Two studies were conducted on a third-story rooftop to quantify the effect of solar radiation (full sun versus full shade) on several US native and non-native species for potential use on extensive green roofs. In the first study, plugs of six native and three non-native species were planted in May 2005 on substrates of two different depths (8.0 and 12.0 cm) both in sun and shade. Absolute cover (AC) was recorded using a point-frame transect during the growing season beginning in June 2005 and every 2 weeks thereafter for a period of 4 years.

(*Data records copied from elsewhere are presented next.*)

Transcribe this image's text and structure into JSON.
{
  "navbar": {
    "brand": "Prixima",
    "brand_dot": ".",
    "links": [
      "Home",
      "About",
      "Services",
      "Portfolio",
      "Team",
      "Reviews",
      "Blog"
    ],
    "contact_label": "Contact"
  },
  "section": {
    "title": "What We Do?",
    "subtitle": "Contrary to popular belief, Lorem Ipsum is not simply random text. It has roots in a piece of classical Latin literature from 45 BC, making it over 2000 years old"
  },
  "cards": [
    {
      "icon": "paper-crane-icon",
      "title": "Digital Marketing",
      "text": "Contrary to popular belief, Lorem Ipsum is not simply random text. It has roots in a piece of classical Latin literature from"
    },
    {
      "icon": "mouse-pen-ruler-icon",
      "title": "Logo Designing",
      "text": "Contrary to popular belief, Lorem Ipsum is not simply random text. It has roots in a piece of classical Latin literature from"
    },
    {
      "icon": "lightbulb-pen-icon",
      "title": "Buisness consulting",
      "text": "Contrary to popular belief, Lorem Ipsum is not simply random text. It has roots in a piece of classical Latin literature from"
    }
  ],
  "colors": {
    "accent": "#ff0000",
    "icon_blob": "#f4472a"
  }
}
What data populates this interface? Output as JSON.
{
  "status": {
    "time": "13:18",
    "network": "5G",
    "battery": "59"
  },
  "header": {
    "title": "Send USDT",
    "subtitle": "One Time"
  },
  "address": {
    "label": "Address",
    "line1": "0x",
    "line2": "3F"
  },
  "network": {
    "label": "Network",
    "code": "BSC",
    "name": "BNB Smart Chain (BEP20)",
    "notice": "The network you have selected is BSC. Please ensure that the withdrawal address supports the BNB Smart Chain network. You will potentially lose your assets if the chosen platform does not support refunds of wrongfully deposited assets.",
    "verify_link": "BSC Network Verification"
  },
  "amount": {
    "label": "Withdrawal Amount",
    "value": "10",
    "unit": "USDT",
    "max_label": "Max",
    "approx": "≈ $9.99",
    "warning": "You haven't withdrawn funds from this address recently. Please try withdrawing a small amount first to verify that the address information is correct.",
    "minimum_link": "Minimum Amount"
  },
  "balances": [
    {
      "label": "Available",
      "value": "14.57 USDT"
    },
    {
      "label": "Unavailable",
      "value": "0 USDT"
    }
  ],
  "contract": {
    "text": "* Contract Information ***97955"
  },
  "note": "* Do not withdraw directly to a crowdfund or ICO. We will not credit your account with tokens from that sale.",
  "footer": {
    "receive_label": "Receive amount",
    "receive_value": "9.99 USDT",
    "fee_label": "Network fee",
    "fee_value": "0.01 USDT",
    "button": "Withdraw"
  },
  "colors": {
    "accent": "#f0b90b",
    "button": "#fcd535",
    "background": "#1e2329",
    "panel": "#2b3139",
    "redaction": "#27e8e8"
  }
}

By week 174 (23 September 2008), most species exhibited different AC within a depth between sun and shade. However, when all species were combined, overall AC did not differ between sun and shade within a depth. This indicated that while species make-up was changing among solar radiation levels, that overall coverage was not significantly different between sun and shade. For all substrate depths and solar levels, the most abundant species were Sedum acre, Allium cernuum, Sedum album 'Coral Carpet', and Talinum calycinum. Less abundant species included Talinum parviflorum, Carex flacca, Sedum stenopetalum, and Sedum divergens, which all exhibited 0 or near 0 AC regardless of depth or solar radiation levels. With the exception of T. calycinum, native species were less abundant than non-native species. In the second study, six common extensive green roof species of Sedum established from seed in May 2005 on a 10.0 cm (3.9 in) substrate depth were compared in both sun and shade over four growing seasons. AC was evaluated as in the previous study. Solar radiation did not affect AC, but overall species composition differed between sun and shade levels. The most abundant species in full sun were S. acre (0.57 AC) and S. album 'Coral Carpet' (0.51 AC). Sedum kamtschaticum (0.57 AC) and Sedum spurium 'Coccineum' (0.35 AC) performed the best in the shade. For both solar levels, the least abundant species at week 174 were Sedum pulchellum (0.0 AC) and S. album 'Coral Carpet' (0.1 AC).